Suzuki unveiled its video kit for the 12th annual award, inviting teams of students from the UK and around the world to design a new product for the Design Museum Shop that improves everyday life by addressing a social, educational issue or environmental and sells for around £ 15. Ten shortlisted public school teams will be invited to Deutsche Bank’s London headquarters to present their ideas to a panel of expert judges including Suzuki, senior Deutsche Bank employees and the Design Museum’s retail manager.
A winning team will be selected to develop their designs with a professional agency before their product is manufactured and sold in the Design Museum store. The money raised from the sale of the winning product will go to a charity chosen by the students.
“Deutsche Bank is proud to continue to support Design Ventura. With the World Economic Forum listing problem solving, critical thinking and creativity among the top ten skills needed to work in 2025, it is clear that the program is helping students prepare for their professional future. We also know from the in-depth evaluation of the program that almost 100% of teachers see an improvement in their students’ confidence and ambition, ”says Lareena Hilton, Executive Director, Global Head of Brand Communications and of CSR at Deutsche Bank.

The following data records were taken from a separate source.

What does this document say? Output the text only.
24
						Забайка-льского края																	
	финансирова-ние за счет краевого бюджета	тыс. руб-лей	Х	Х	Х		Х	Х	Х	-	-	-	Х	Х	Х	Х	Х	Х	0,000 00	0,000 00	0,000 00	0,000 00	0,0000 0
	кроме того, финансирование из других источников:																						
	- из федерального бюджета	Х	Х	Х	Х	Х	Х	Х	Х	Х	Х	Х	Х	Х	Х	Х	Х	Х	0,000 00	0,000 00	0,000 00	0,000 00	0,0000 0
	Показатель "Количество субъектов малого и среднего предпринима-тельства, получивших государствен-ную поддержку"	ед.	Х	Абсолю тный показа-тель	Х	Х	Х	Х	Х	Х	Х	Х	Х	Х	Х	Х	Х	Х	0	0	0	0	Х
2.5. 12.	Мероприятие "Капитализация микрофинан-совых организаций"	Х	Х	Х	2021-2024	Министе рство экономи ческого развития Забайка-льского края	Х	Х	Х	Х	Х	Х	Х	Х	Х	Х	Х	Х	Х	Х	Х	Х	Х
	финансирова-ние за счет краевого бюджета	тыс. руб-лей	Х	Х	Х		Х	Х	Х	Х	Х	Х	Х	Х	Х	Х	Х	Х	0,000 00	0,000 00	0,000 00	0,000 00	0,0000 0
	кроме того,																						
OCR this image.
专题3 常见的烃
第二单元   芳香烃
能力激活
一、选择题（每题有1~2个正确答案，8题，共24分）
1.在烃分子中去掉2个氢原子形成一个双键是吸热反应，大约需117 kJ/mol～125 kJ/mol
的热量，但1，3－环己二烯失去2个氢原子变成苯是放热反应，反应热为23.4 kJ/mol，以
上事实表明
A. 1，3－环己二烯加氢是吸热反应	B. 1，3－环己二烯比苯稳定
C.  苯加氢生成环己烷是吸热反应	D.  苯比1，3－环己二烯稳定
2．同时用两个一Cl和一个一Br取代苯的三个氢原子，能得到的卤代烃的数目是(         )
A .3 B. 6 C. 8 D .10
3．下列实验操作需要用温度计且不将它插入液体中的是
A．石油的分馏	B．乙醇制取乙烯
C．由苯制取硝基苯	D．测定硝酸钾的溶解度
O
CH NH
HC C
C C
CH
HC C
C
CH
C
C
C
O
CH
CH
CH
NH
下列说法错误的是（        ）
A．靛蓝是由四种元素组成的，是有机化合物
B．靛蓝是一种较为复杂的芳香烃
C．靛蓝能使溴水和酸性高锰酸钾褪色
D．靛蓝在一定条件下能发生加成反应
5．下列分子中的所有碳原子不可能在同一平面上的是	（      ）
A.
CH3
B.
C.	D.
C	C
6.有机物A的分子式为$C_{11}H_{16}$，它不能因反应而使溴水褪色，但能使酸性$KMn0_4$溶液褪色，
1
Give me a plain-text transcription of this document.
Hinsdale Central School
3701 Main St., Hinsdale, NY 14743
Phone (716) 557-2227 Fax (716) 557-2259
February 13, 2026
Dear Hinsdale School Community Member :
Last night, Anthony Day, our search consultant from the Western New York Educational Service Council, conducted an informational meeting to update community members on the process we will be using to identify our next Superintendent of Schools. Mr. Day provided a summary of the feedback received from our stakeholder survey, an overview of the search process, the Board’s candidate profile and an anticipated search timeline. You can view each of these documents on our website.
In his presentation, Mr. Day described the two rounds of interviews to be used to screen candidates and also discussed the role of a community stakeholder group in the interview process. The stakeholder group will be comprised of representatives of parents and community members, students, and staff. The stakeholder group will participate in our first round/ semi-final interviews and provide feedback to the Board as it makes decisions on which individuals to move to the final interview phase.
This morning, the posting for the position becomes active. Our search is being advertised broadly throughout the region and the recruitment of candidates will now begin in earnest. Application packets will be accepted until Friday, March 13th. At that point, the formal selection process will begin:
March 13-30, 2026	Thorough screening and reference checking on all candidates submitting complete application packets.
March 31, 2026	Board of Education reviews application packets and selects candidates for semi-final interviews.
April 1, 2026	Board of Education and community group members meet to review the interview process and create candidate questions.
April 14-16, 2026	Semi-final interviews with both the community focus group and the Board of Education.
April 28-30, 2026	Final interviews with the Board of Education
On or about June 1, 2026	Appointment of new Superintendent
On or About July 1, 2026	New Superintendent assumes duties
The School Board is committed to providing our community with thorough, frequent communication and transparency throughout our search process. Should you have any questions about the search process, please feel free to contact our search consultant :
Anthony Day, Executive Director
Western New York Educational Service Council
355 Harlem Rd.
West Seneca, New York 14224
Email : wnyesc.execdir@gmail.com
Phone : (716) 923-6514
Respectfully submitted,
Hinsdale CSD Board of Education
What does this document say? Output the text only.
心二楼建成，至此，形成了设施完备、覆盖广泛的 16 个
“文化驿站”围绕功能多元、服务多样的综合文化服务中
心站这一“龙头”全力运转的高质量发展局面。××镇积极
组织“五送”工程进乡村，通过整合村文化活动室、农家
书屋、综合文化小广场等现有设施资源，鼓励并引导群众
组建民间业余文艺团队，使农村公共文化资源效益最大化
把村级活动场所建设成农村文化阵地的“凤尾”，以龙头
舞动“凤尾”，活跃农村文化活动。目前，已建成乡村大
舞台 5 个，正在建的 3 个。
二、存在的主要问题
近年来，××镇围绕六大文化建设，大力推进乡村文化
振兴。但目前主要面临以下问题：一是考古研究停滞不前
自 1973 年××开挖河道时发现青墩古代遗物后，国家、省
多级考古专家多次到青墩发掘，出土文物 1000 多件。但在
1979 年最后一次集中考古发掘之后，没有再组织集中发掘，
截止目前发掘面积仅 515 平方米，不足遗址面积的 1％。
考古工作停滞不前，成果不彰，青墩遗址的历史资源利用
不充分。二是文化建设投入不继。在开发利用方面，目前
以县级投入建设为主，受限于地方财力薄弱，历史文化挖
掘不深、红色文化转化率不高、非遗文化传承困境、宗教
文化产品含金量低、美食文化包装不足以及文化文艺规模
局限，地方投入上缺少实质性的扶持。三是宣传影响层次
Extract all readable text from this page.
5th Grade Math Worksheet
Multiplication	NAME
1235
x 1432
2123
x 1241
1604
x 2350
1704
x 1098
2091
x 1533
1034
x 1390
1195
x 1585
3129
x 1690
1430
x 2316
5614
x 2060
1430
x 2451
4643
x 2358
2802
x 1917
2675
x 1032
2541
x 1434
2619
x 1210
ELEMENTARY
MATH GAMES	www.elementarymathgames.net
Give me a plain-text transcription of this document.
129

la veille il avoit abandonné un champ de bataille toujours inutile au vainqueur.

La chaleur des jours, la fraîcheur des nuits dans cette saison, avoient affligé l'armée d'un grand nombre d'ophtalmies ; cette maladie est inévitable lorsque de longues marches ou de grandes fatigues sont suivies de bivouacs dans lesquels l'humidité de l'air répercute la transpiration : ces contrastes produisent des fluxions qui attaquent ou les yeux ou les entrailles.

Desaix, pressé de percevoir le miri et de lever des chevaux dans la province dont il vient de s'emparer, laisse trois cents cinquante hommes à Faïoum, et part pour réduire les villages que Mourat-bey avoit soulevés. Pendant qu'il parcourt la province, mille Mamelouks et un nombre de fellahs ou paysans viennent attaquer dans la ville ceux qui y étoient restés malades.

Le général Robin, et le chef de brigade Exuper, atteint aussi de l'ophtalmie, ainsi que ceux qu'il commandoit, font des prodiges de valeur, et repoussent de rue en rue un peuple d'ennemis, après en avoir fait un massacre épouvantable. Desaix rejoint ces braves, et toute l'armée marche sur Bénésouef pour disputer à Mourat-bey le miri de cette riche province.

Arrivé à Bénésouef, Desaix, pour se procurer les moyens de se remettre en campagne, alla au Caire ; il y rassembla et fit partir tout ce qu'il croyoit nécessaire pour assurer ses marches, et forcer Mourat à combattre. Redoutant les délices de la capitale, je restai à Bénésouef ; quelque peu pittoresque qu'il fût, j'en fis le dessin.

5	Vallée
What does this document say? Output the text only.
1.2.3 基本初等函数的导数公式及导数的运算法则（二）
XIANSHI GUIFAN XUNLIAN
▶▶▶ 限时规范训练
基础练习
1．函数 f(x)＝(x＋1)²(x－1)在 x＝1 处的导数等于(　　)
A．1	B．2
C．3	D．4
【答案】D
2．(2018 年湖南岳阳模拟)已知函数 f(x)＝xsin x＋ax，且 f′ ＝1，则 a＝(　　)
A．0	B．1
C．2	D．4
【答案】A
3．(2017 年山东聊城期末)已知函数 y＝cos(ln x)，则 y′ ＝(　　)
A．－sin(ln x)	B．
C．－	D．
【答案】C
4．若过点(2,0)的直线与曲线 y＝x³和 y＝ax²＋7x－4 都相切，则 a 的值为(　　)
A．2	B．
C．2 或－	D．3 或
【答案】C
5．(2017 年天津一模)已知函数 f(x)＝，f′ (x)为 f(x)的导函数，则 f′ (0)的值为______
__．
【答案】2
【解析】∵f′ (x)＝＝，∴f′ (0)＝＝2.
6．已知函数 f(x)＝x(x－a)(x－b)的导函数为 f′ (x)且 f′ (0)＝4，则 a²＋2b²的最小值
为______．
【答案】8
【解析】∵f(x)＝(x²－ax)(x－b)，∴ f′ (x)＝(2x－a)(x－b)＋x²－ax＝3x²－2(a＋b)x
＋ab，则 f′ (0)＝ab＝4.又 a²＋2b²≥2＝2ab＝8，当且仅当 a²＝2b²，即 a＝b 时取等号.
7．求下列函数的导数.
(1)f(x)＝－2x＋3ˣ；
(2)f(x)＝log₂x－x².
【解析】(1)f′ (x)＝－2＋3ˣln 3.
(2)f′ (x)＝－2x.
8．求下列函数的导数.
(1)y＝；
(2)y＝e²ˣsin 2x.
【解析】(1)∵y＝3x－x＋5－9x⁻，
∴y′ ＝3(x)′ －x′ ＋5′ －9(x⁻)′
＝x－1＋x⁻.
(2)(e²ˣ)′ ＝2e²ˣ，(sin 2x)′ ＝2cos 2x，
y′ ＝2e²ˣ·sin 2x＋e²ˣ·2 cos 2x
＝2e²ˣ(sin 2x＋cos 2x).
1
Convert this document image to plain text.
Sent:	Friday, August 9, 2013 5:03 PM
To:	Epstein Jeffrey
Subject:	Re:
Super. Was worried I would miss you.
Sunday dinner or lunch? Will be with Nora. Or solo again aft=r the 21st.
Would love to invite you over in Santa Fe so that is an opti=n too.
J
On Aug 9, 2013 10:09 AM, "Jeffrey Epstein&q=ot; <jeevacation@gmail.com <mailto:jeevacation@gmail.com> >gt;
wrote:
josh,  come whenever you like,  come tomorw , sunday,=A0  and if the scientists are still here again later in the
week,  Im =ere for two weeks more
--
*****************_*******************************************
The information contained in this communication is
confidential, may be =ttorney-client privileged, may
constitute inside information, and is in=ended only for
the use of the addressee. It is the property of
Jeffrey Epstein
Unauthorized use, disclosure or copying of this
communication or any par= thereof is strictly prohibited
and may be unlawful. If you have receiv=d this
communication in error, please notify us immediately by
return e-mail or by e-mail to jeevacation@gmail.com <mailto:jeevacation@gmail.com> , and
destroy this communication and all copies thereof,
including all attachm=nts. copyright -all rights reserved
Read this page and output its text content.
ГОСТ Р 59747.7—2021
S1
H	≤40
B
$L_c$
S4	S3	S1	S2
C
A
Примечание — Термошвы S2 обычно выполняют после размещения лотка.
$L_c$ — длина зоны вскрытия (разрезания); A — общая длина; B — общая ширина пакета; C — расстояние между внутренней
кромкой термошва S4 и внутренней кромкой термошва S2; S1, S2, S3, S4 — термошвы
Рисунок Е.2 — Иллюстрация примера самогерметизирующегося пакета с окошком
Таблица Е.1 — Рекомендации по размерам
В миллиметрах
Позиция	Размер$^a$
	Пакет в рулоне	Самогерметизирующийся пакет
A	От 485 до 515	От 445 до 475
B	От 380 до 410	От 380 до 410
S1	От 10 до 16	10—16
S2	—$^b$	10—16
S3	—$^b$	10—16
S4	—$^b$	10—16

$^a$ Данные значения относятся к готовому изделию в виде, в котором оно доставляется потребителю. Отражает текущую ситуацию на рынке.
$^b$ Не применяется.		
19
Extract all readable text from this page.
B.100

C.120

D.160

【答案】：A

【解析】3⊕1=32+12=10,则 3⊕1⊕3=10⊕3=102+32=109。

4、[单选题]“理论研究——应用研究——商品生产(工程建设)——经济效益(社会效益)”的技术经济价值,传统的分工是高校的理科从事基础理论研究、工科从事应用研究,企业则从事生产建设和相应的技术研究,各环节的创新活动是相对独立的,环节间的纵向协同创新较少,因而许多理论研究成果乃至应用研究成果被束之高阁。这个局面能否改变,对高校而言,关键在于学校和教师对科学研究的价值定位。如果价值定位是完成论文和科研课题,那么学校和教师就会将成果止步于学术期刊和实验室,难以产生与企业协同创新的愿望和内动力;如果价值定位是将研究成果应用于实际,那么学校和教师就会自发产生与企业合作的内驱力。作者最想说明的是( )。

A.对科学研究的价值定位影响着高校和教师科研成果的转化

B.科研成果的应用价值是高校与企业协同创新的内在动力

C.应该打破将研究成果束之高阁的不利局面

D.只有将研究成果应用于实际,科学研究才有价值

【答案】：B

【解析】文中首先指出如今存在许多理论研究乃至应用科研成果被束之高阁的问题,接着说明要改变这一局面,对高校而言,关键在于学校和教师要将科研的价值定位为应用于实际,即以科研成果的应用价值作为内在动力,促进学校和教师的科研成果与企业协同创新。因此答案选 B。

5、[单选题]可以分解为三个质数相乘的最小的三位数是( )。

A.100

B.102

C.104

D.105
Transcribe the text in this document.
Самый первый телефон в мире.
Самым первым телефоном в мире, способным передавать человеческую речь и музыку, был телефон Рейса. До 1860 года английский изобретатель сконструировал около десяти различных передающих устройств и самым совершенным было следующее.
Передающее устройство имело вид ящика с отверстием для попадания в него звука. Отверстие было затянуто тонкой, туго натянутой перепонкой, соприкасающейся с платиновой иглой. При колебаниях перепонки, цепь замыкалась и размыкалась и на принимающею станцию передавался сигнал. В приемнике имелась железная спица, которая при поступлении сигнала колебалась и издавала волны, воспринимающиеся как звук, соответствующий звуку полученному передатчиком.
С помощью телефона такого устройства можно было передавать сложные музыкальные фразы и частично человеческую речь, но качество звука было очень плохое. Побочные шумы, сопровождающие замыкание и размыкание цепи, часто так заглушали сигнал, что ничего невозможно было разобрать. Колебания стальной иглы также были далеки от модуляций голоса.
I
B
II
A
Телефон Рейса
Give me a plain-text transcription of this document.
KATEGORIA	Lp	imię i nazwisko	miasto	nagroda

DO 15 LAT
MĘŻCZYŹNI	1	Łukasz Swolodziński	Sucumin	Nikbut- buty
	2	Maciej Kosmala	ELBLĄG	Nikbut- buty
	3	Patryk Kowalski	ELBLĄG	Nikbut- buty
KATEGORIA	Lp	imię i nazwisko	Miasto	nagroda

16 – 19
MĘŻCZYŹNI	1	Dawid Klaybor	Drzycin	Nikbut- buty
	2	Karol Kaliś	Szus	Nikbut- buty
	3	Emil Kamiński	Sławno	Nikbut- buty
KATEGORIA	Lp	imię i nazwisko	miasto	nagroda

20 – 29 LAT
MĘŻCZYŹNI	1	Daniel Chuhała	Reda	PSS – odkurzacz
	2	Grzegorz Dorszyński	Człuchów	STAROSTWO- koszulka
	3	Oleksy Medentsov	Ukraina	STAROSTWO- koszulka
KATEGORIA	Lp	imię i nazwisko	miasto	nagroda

Now in its 12th year, the program has seen over 108,200 students participate to develop their creative and entrepreneurial skills by designing and developing a product for a true target audience. The 2020 winning team – Heckmondwike Grammar School – designed ‘Sow Beautiful’, a flower seed cannon used to grow flowers and create a source of pollen for bees and will be available in the Design Museum store from this fall.